VIE POLITIQUE- BIBLIOTHEQUE D’ALMANACH-
ESSAI TARIK DJERROUD- “CAMUS ET LE FLN”
Camus et le Fln. Essai de Tarik Djerroud. Tafat
Editions, Alger 2022, 240 pages, 1 000 dinars
Traiter dans une même œuvre deux itinéraires objectivement antagoniques (un intellectuel
se disant progressiste
d’un côté et de l’autre un mouvement , révolutionnaire qui
plus est) n’est pas une mince affaire. Et, jusqu’ici,
peu d’auteurs s’y sont frottés.
Analyser la démarche et les comportements d’Albert Camus, un pied -noir, « fils
de pauvres », né à Drean
(Mondovi, près de Annaba) , ayant
vécu à Belouizdad , un
quartier populaire (Belcourt), devenu
prix Nobel de littérature, humaniste
(cf. son reportage sur la misère en Kabylie pour « Alger Républicain »

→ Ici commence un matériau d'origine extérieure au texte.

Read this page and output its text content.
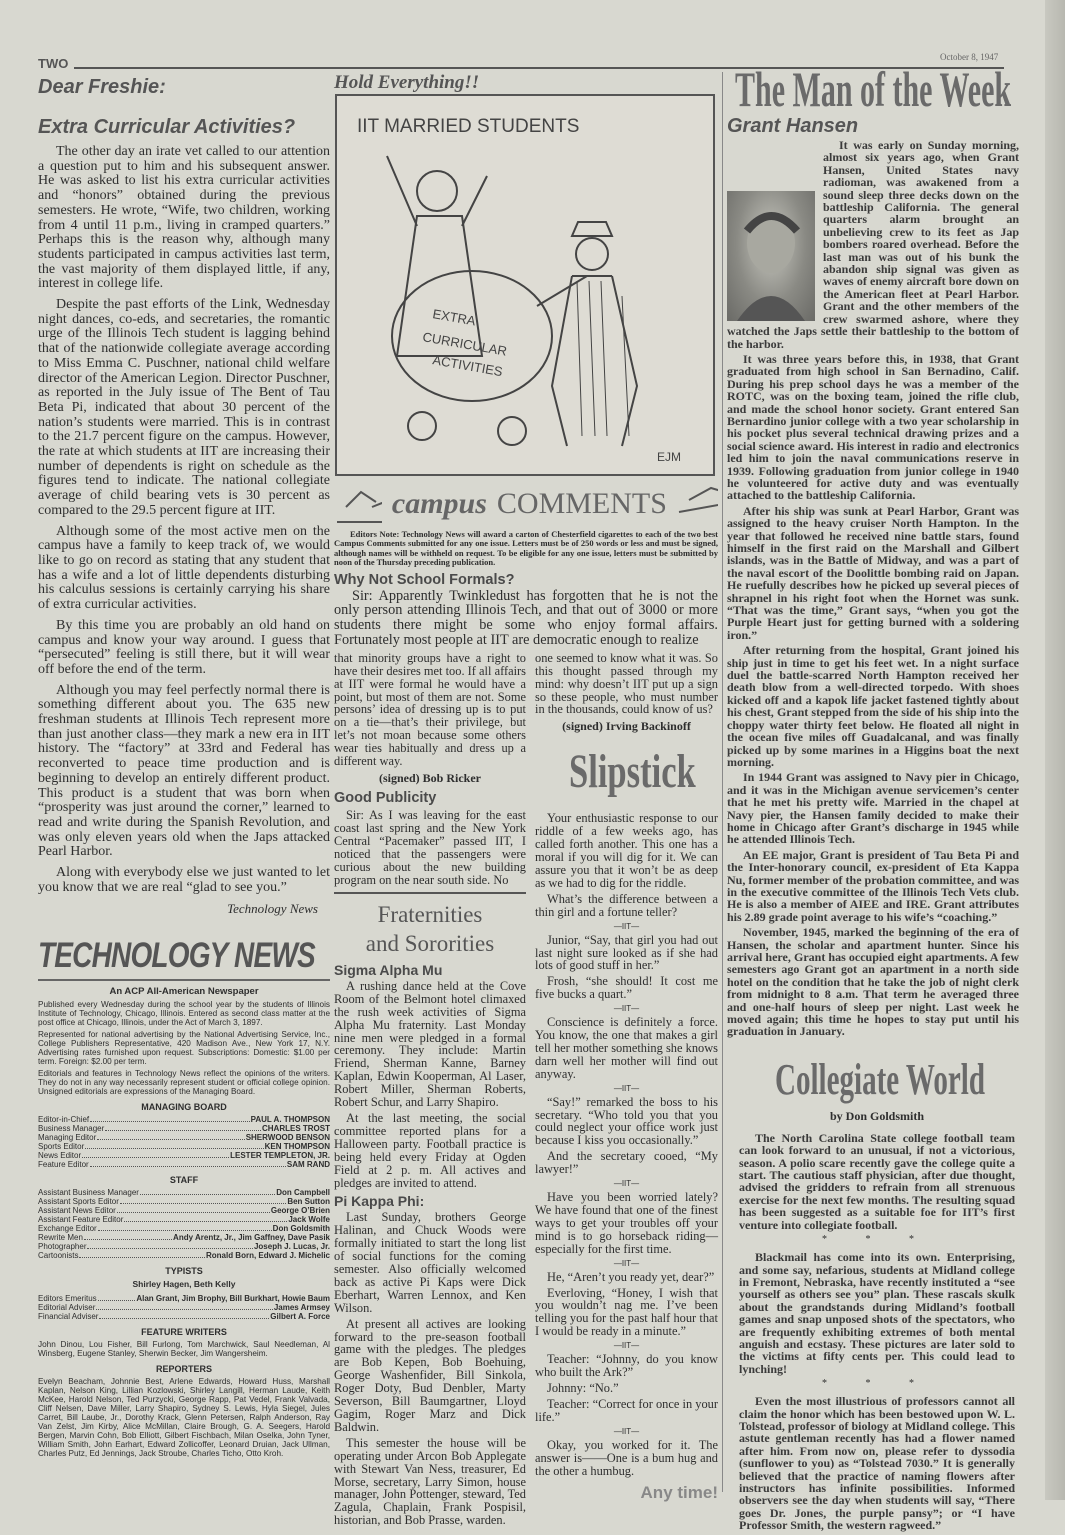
TWO	October 8, 1947
Dear Freshie:
Extra Curricular Activities?

The other day an irate vet called to our attention a question put to him and his subsequent answer. He was asked to list his extra curricular activities and “honors” obtained during the previous semesters. He wrote, “Wife, two children, working from 4 until 11 p.m., living in cramped quarters.” Perhaps this is the reason why, although many students participated in campus activities last term, the vast majority of them displayed little, if any, interest in college life.

Despite the past efforts of the Link, Wednesday night dances, co-eds, and secretaries, the romantic urge of the Illinois Tech student is lagging behind that of the nationwide collegiate average according to Miss Emma C. Puschner, national child welfare director of the American Legion. Director Puschner, as reported in the July issue of The Bent of Tau Beta Pi, indicated that about 30 percent of the nation’s students were married. This is in contrast to the 21.7 percent figure on the campus. However, the rate at which students at IIT are increasing their number of dependents is right on schedule as the figures tend to indicate. The national collegiate average of child bearing vets is 30 percent as compared to the 29.5 percent figure at IIT.

Although some of the most active men on the campus have a family to keep track of, we would like to go on record as stating that any student that has a wife and a lot of little dependents disturbing his calculus sessions is certainly carrying his share of extra curricular activities.

By this time you are probably an old hand on campus and know your way around. I guess that “persecuted” feeling is still there, but it will wear off before the end of the term.

Although you may feel perfectly normal there is something different about you. The 635 new freshman students at Illinois Tech represent more than just another class—they mark a new era in IIT history. The “factory” at 33rd and Federal has reconverted to peace time production and is beginning to develop an entirely different product. This product is a student that was born when “prosperity was just around the corner,” learned to read and write during the Spanish Revolution, and was only eleven years old when the Japs attacked Pearl Harbor.

Along with everybody else we just wanted to let you know that we are real “glad to see you.”

Technology News
TECHNOLOGY NEWS
An ACP All-American Newspaper

Published every Wednesday during the school year by the students of Illinois Institute of Technology, Chicago, Illinois. Entered as second class matter at the post office at Chicago, Illinois, under the Act of March 3, 1897.

Represented for national advertising by the National Advertising Service, Inc., College Publishers Representative, 420 Madison Ave., New York 17, N.Y. Advertising rates furnished upon request. Subscriptions: Domestic: $1.00 per term. Foreign: $2.00 per term.

Editorials and features in Technology News reflect the opinions of the writers. They do not in any way necessarily represent student or official college opinion. Unsigned editorials are expressions of the Managing Board.

MANAGING BOARD
Editor-in-Chief	PAUL A. THOMPSON
Business Manager	CHARLES TROST
Managing Editor	SHERWOOD BENSON
Sports Editor	KEN THOMPSON
News Editor	LESTER TEMPLETON, JR.
Feature Editor	SAM RAND
STAFF
Assistant Business Manager	Don Campbell
Assistant Sports Editor	Ben Sutton
Assistant News Editor	George O’Brien
Assistant Feature Editor	Jack Wolfe
Exchange Editor	Don Goldsmith
Rewrite Men	Andy Arentz, Jr., Jim Gaffney, Dave Pasik
Photographer	Joseph J. Lucas, Jr.
Cartoonists	Ronald Born, Edward J. Michelic
TYPISTS
Shirley Hagen, Beth Kelly
Editors Emeritus	Alan Grant, Jim Brophy, Bill Burkhart, Howie Baum
Editorial Adviser	James Armsey
Financial Adviser	Gilbert A. Force
FEATURE WRITERS

John Dinou, Lou Fisher, Bill Furlong, Tom Marchwick, Saul Needleman, Al Winsberg, Eugene Stanley, Sherwin Becker, Jim Wangersheim.

REPORTERS

Evelyn Beacham, Johnnie Best, Arlene Edwards, Howard Huss, Marshall Kaplan, Nelson King, Lillian Kozlowski, Shirley Langill, Herman Laude, Keith McKee, Harold Nelson, Ted Purzycki, George Rapp, Pat Vedel, Frank Valvada, Cliff Nelsen, Dave Miller, Larry Shapiro, Sydney S. Lewis, Hyla Siegel, Jules Carret, Bill Laube, Jr., Dorothy Krack, Glenn Petersen, Ralph Anderson, Ray Van Zelst, Jim Kirby, Alice McMillan, Claire Brough, G. A. Seegers, Harold Bergen, Marvin Cohn, Bob Elliott, Gilbert Fischbach, Milan Oselka, John Tyner, William Smith, John Earhart, Edward Zollicoffer, Leonard Druian, Jack Ullman, Charles Putz, Ed Jennings, Jack Stroube, Charles Ticho, Otto Kroh.

Hold Everything!!
IIT MARRIED STUDENTS
EXTRA
CURRICULAR
ACTIVITIES
EJM
campus COMMENTS

Editors Note: Technology News will award a carton of Chesterfield cigarettes to each of the two best Campus Comments submitted for any one issue. Letters must be of 250 words or less and must be signed, although names will be withheld on request. To be eligible for any one issue, letters must be submitted by noon of the Thursday preceding publication.

Why Not School Formals?

Sir: Apparently Twinkledust has forgotten that he is not the only person attending Illinois Tech, and that out of 3000 or more students there might be some who enjoy formal affairs. Fortunately most people at IIT are democratic enough to realize

that minority groups have a right to have their desires met too. If all affairs at IIT were formal he would have a point, but most of them are not. Some persons’ idea of dressing up is to put on a tie—that’s their privilege, but let’s not moan because some others wear ties habitually and dress up a different way.

(signed) Bob Ricker
Good Publicity

Sir: As I was leaving for the east coast last spring and the New York Central “Pacemaker” passed IIT, I noticed that the passengers were curious about the new building program on the near south side. No

Fraternities
and Sororities
Sigma Alpha Mu

A rushing dance held at the Cove Room of the Belmont hotel climaxed the rush week activities of Sigma Alpha Mu fraternity. Last Monday nine men were pledged in a formal ceremony. They include: Martin Friend, Sherman Kanne, Barney Kaplan, Edwin Kooperman, Al Laser, Robert Miller, Sherman Roberts, Robert Schur, and Larry Shapiro.

At the last meeting, the social committee reported plans for a Halloween party. Football practice is being held every Friday at Ogden Field at 2 p. m. All actives and pledges are invited to attend.

Pi Kappa Phi:

Last Sunday, brothers George Halinan, and Chuck Woods were formally initiated to start the long list of social functions for the coming semester. Also officially welcomed back as active Pi Kaps were Dick Eberhart, Warren Lennox, and Ken Wilson.

At present all actives are looking forward to the pre-season football game with the pledges. The pledges are Bob Kepen, Bob Boehuing, George Washenfider, Bill Sinkola, Roger Doty, Bud Denbler, Marty Severson, Bill Baumgartner, Lloyd Gagim, Roger Marz and Dick Baldwin.

This semester the house will be operating under Arcon Bob Applegate with Stewart Van Ness, treasurer, Ed Morse, secretary, Larry Simon, house manager, John Pottenger, steward, Ted Zagula, Chaplain, Frank Pospisil, historian, and Bob Prasse, warden.

one seemed to know what it was. So this thought passed through my mind: why doesn’t IIT put up a sign so these people, who must number in the thousands, could know of us?

(signed) Irving Backinoff
Slipstick

Your enthusiastic response to our riddle of a few weeks ago, has called forth another. This one has a moral if you will dig for it. We can assure you that it won’t be as deep as we had to dig for the riddle.

What’s the difference between a thin girl and a fortune teller?

—IIT—

Junior, “Say, that girl you had out last night sure looked as if she had lots of good stuff in her.”

Frosh, “she should! It cost me five bucks a quart.”

—IIT—

Conscience is definitely a force. You know, the one that makes a girl tell her mother something she knows darn well her mother will find out anyway.

—IIT—

“Say!” remarked the boss to his secretary. “Who told you that you could neglect your office work just because I kiss you occasionally.”

And the secretary cooed, “My lawyer!”

—IIT—

Have you been worried lately? We have found that one of the finest ways to get your troubles off your mind is to go horseback riding—especially for the first time.

—IIT—

He, “Aren’t you ready yet, dear?”

Everloving, “Honey, I wish that you wouldn’t nag me. I’ve been telling you for the past half hour that I would be ready in a minute.”

—IIT—

Teacher: “Johnny, do you know who built the Ark?”

Johnny: “No.”

Teacher: “Correct for once in your life.”

—IIT—

Okay, you worked for it. The answer is——One is a bum hug and the other a humbug.

Any time!
The Man of the Week
Grant Hansen

It was early on Sunday morning, almost six years ago, when Grant Hansen, United States navy radioman, was awakened from a sound sleep three decks down on the battleship California. The general quarters alarm brought an unbelieving crew to its feet as Jap bombers roared overhead. Before the last man was out of his bunk the abandon ship signal was given as waves of enemy aircraft bore down on the American fleet at Pearl Harbor. Grant and the other members of the crew swarmed ashore, where they watched the Japs settle their battleship to the bottom of the harbor.

It was three years before this, in 1938, that Grant graduated from high school in San Bernadino, Calif. During his prep school days he was a member of the ROTC, was on the boxing team, joined the rifle club, and made the school honor society. Grant entered San Bernardino junior college with a two year scholarship in his pocket plus several technical drawing prizes and a social science award. His interest in radio and electronics led him to join the naval communications reserve in 1939. Following graduation from junior college in 1940 he volunteered for active duty and was eventually attached to the battleship California.

After his ship was sunk at Pearl Harbor, Grant was assigned to the heavy cruiser North Hampton. In the year that followed he received nine battle stars, found himself in the first raid on the Marshall and Gilbert islands, was in the Battle of Midway, and was a part of the naval escort of the Doolittle bombing raid on Japan. He ruefully describes how he picked up several pieces of shrapnel in his right foot when the Hornet was sunk. “That was the time,” Grant says, “when you got the Purple Heart just for getting burned with a soldering iron.”

After returning from the hospital, Grant joined his ship just in time to get his feet wet. In a night surface duel the battle-scarred North Hampton received her death blow from a well-directed torpedo. With shoes kicked off and a kapok life jacket fastened tightly about his chest, Grant stepped from the side of his ship into the choppy water thirty feet below. He floated all night in the ocean five miles off Guadalcanal, and was finally picked up by some marines in a Higgins boat the next morning.

In 1944 Grant was assigned to Navy pier in Chicago, and it was in the Michigan avenue servicemen’s center that he met his pretty wife. Married in the chapel at Navy pier, the Hansen family decided to make their home in Chicago after Grant’s discharge in 1945 while he attended Illinois Tech.

An EE major, Grant is president of Tau Beta Pi and the Inter-honorary council, ex-president of Eta Kappa Nu, former member of the probation committee, and was in the executive committee of the Illinois Tech Vets club. He is also a member of AIEE and IRE. Grant attributes his 2.89 grade point average to his wife’s “coaching.”

November, 1945, marked the beginning of the era of Hansen, the scholar and apartment hunter. Since his arrival here, Grant has occupied eight apartments. A few semesters ago Grant got an apartment in a north side hotel on the condition that he take the job of night clerk from midnight to 8 a.m. That term he averaged three and one-half hours of sleep per night. Last week he moved again; this time he hopes to stay put until his graduation in January.

Collegiate World
by Don Goldsmith

The North Carolina State college football team can look forward to an unusual, if not a victorious, season. A polio scare recently gave the college quite a start. The cautious staff physician, after due thought, advised the gridders to refrain from all strenuous exercise for the next few months. The resulting squad has been suggested as a suitable foe for IIT’s first venture into collegiate football.

* * *

Blackmail has come into its own. Enterprising, and some say, nefarious, students at Midland college in Fremont, Nebraska, have recently instituted a “see yourself as others see you” plan. These rascals skulk about the grandstands during Midland’s football games and snap unposed shots of the spectators, who are frequently exhibiting extremes of both mental anguish and ecstasy. These pictures are later sold to the victims at fifty cents per. This could lead to lynching!

* * *

Even the most illustrious of professors cannot all claim the honor which has been bestowed upon W. L. Tolstead, professor of biology at Midland college. This astute gentleman recently has had a flower named after him. From now on, please refer to dyssodia (sunflower to you) as “Tolstead 7030.” It is generally believed that the practice of naming flowers after instructors has infinite possibilities. Informed observers see the day when students will say, “There goes Dr. Jones, the purple pansy”; or “I have Professor Smith, the western ragweed.”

alors qu’il était journaliste), fou amoureux de l’Algérie et de son soleil, mais pas partisan de son indépendance et la naissance et l’évolution
du mouvement révolutionnaire
qu’était le Fln, luttant, par tous les moyens pour libérer le pays du joug colonial....un défi qu’il a su relever
en usant d’une démarche assez originale et subtile pour
« faire passer les pilules » : une écriture mélangeant
le récit, l’étude et l’essai. Et, une galerie de mini portraits se chevauchant
au gré du temps.
Autre qualité du travail entrepris : l’auteur ne s’est pas laissé enfermer dans les dogmes
dominants, tant culturels que politiques et idéologiques. Il s’est seulement et totalement fié aux textes....Des
textes , ces empreintes indélébiles, pour certains oubliés, qui mettent en lumière les parties
obscures d’une histoire nationale encombrée de tragédies, de douleurs, d’injustices, de lâchetés, d‘incompréhensions ... et d’espoirs
L’Auteur :Né à Semaoune,
au pied de l’Akfadou (Ath
Weghlis/Kabylie) en 1974 . Etudes universitaires en électronique (Université de Tizi Ouzou). Passionné de littérature et pour l’histoire contemporaine de l’Algérie. Romancier et essayiste,
auteur de plusieurs ouvrages
dont des romans (« Le sang de mars »,
« Hold up à la Casbah »...)
Table des matières :Introduction/ 14 chapitres/Notes/ Sigles/Bibliographie
Extraits : « La colonie allait se faire sans les Algériens, et surtout contre les Algériens, en décidant
derechef de faire une terre de peuplement où l ’arrivant était privilégié, où l’autochtone était spolié » (p22),
« Là où le Français était un citoyen à part entière, l’indigène était un instrument, dont on se souvenait à chaque fois que son utilité se faisait sentir » (p25), « A vingt
ans et bien davantage,
Albert Camus commençait à pousser
les portes d’un pays où se dressaient des murs entre deux communautés qui ne communiquaient
pas ; on s’empiffrait d’un côté,
on souffrait de l’autre »
(p33), « Pour Camus, le conquérant avait moult raisons d’être inquiet ; sa main pleine de sang, son cœur plein de
haine. Il resterait si inquiet tant que la justice serait absente de sa politique ! » (p71),
« Après 1945, les mises en garde
répétitives de Camus n’auront
servi à rien : la terreur coloniale refusait de fléchir, la classe politique de réfléchir
« (p93), « En refusant
d’avancer masqué, le Fln s’estimait solide, sûr de lui.il n’était pas un caillou dans une chaussure mais
un vrai rocher auquel on devait faire
face » (p139), « Camus pouvait être lucide sur beaucoup de problèmes de son temps. Mais, il resta
très aveugle sur l’art d’écraser l’ignominie coloniale en Algérie. Aussi,
demeura-t-il angoissé à l’idée d’une Algérie indépendante
(p 204)
Avis : Une étude minutieuse et bien
documentée supportée par une écriture au style léger et attrayant (souvent teintée de piques humoristiques) permettant
au lecteur de lire avec aisance
un thème d’importance autour de sujets très, très sérieux :Camus
et le Fln ; les deux aux parcours et aux destinées fulgurants mais tragiques et douloureux
Citations : « Qu’est-ce qu’une insurrection ? C’est
le peuple en armes.Qu’est-ce que le peuple ? C’est ce qui dans une nation ne veut jamais s’agenouiller »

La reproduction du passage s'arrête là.